State v. Shannon Bullplume

JUSTICE LEAPHART,

specially concurring.

¶37 I specially concur. Although I concur with the result reached by the Court, I take issue with the Court’s suggestions in paragraphs 28 and 29 that the withdrawal of a guilty plea does not entail a waiver of a constitutional right. I would agree that if a defendant is allowed to withdraw a plea before a court accepts a plea, no constitutional right is implicated. However, when a court (as here) accepts a guilty plea and then, at a later juncture, decides to reject the plea and allow a defendant to withdraw the plea, constitutional rights are implicated. This is so because once a jury has been emplaneled and sworn, Crist v. Bretz, 437 U.S. 28, 35, 98 S. Ct. 2156, 2161 (1978), or the court accepts a plea of guilty, jeopardy has attached under the Fifth Amendment to the United States Constitution and Article II, § 25 of the Montana Constitution. “[a]s a general rule, jeopardy attaches in a criminal case at the time the district court accepts the defendant’s guilty plea.” See U.S. v. Patterson, 381 F.3d 859 (9th Cir. 2004), U.S. v. Cambindo Valencia, 609 F.2d 603, 637 (2d Cir. 1979) (stating “it is axiomatic of the double jeopardy clause that jeopardy attached once [the defendant’s] guilty plea was accepted”); see also United States v. Bond, 87 F.3d 695, 699 (5th Cir. 1996); United States v. Alt, 83 F.3d 779, 781 (6th Cir. 1996); Dawson v. United States, 77 F.3d 180, 182 (7th Cir. 1996); United States v. Wong, 62 F.3d 1212, 1214 (9th Cir. 1995).

¶38 Once jeopardy has attached, a defendant has the constitutional right to proceed to judgment before the chosen jury or tribunal as to the charges pending when his plea was accepted. That being the case, the court cannot allow a defendant to withdraw a guilty plea without first advising the defendant that in doing so, he is foregoing his right not to be placed again in jeopardy and exposing himself to new charges which carry significantly greater punishment. Further, any consent to waive the double jeopardy protection must come from the defendant himself, either orally on the record, or, consistent with § 46-12-210(2), MCA, through a written acknowledgment.

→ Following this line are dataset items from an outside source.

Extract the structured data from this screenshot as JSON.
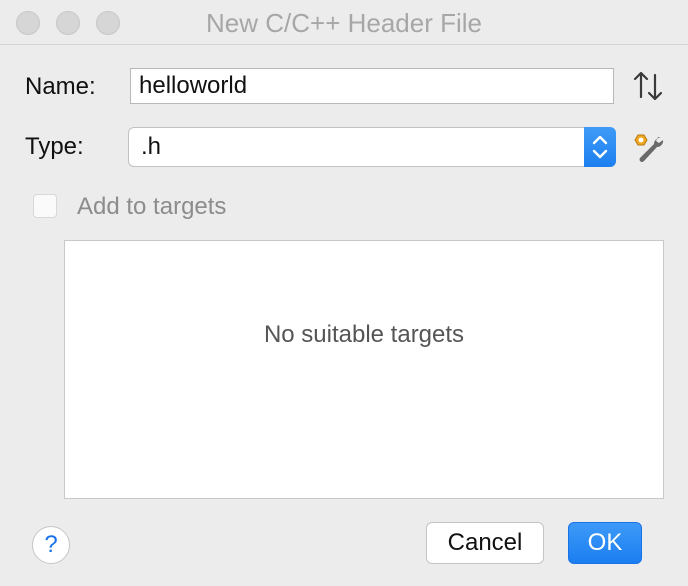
{
  "window": {
    "title": "New C/C++ Header File"
  },
  "form": {
    "name_label": "Name:",
    "name_value": "helloworld",
    "type_label": "Type:",
    "type_value": ".h",
    "add_to_targets_label": "Add to targets",
    "add_to_targets_checked": false
  },
  "targets": {
    "empty_text": "No suitable targets"
  },
  "footer": {
    "help_label": "?",
    "cancel_label": "Cancel",
    "ok_label": "OK"
  },
  "icons": {
    "sort": "sort-order-icon",
    "wrench": "wrench-settings-icon",
    "select_arrows": "chevron-up-down-icon"
  },
  "colors": {
    "accent": "#1b7ef1",
    "window_bg": "#ececec",
    "title_text": "#a7a7a7"
  }
}
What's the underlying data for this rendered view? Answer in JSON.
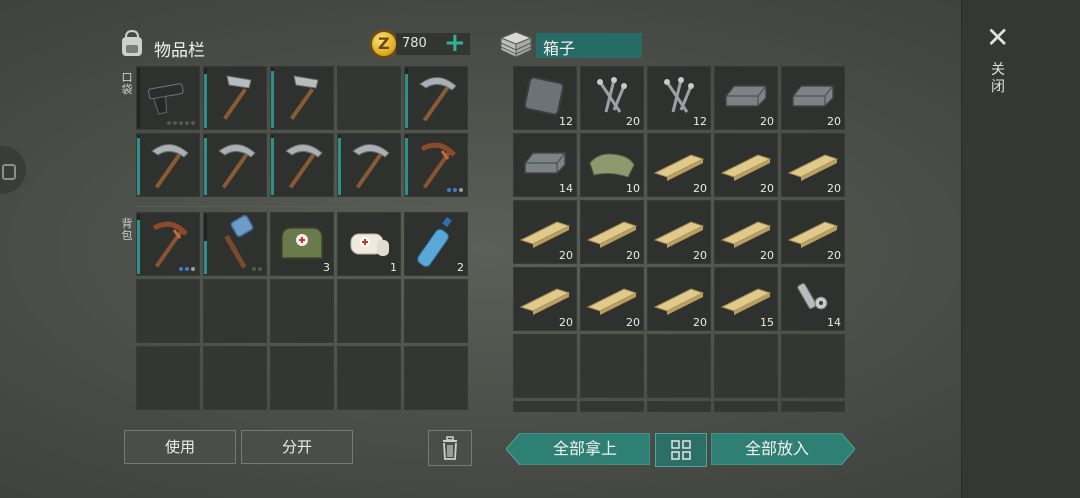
{
  "inventory": {
    "title": "物品栏",
    "coins": "780",
    "pockets_label": "口袋",
    "backpack_label": "背包",
    "pockets": [
      {
        "icon": "pistol",
        "count": "",
        "dur": 0.0,
        "dots": [
          "#555",
          "#555",
          "#555",
          "#555",
          "#555"
        ]
      },
      {
        "icon": "hammer",
        "count": "",
        "dur": 0.9
      },
      {
        "icon": "hammer",
        "count": "",
        "dur": 0.95
      },
      {
        "icon": "",
        "empty": true
      },
      {
        "icon": "pickaxe",
        "count": "",
        "dur": 0.9
      },
      {
        "icon": "pickaxe",
        "count": "",
        "dur": 0.95
      },
      {
        "icon": "pickaxe",
        "count": "",
        "dur": 0.95
      },
      {
        "icon": "pickaxe",
        "count": "",
        "dur": 0.95
      },
      {
        "icon": "pickaxe",
        "count": "",
        "dur": 0.95
      },
      {
        "icon": "crude-pickaxe",
        "count": "",
        "dur": 0.95,
        "dots": [
          "#3f7fc1",
          "#3f7fc1",
          "#9aa0a0"
        ]
      }
    ],
    "backpack": [
      {
        "icon": "crude-pickaxe",
        "count": "",
        "dur": 0.9,
        "dots": [
          "#3f7fc1",
          "#3f7fc1",
          "#9aa0a0"
        ]
      },
      {
        "icon": "sledgehammer",
        "count": "",
        "dur": 0.55,
        "dots": [
          "#555",
          "#555"
        ]
      },
      {
        "icon": "medkit-bag",
        "count": "3"
      },
      {
        "icon": "bandage",
        "count": "1"
      },
      {
        "icon": "water-bottle",
        "count": "2"
      },
      {
        "empty": true
      },
      {
        "empty": true
      },
      {
        "empty": true
      },
      {
        "empty": true
      },
      {
        "empty": true
      },
      {
        "empty": true
      },
      {
        "empty": true
      },
      {
        "empty": true
      },
      {
        "empty": true
      },
      {
        "empty": true
      }
    ],
    "use_label": "使用",
    "split_label": "分开"
  },
  "box": {
    "title": "箱子",
    "items": [
      {
        "icon": "iron-plate",
        "count": "12"
      },
      {
        "icon": "nails",
        "count": "20"
      },
      {
        "icon": "nails",
        "count": "12"
      },
      {
        "icon": "iron-bar",
        "count": "20"
      },
      {
        "icon": "iron-bar",
        "count": "20"
      },
      {
        "icon": "iron-bar",
        "count": "14"
      },
      {
        "icon": "cloth",
        "count": "10"
      },
      {
        "icon": "plank",
        "count": "20"
      },
      {
        "icon": "plank",
        "count": "20"
      },
      {
        "icon": "plank",
        "count": "20"
      },
      {
        "icon": "plank",
        "count": "20"
      },
      {
        "icon": "plank",
        "count": "20"
      },
      {
        "icon": "plank",
        "count": "20"
      },
      {
        "icon": "plank",
        "count": "20"
      },
      {
        "icon": "plank",
        "count": "20"
      },
      {
        "icon": "plank",
        "count": "20"
      },
      {
        "icon": "plank",
        "count": "20"
      },
      {
        "icon": "plank",
        "count": "20"
      },
      {
        "icon": "plank",
        "count": "15"
      },
      {
        "icon": "bolts",
        "count": "14"
      },
      {
        "empty": true
      },
      {
        "empty": true
      },
      {
        "empty": true
      },
      {
        "empty": true
      },
      {
        "empty": true
      }
    ],
    "take_all_label": "全部拿上",
    "put_all_label": "全部放入"
  },
  "close_label": "关闭",
  "colors": {
    "accent": "#2f8074",
    "durability": "#2e8f8b",
    "coin": "#d8a31b"
  }
}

*361¶39 It appears that the confusion in this case arises from the fact that the District Court first accepted Bullplume’s guilty plea and set the matter for sentencing. Only later, after reviewing the presentence report, did the Court change its mind and decide to reject the plea. This is not the procedure envisioned by the statues. Rather, the Court should allow the defendant to enter his/her plea pursuant to the agreement. At that time, the Court may “accept or reject the agreement or may defer its decision as to the acceptance or rejection until there has been an opportunity to consider the presentence report.” Section 46-12-211(2), MCA. However, once the Court accepts the plea, jeopardy has attached. If, as here, the Court accepts the plea before seeing the presentence report, it cannot subsequently change its mind without addressing the fact that jeopardy has attached.

¶40 Thus, I concur with this Court’s conclusion that the District Court must satisfy itself that the defendant understands his statutory right to stand on the guilty plea. However, and more importantly, I would hold that the District Court must advise the defendant that, in withdrawing his plea, (1) he is waiving his constitutional right not to be placed again in jeopardy, and (2) he is exposing himself to the filing of new charges which carry significantly greater punishment. Secondly, the court must obtain the defendant’s specific acknowledgment that he understands and consents to the above jeopardy.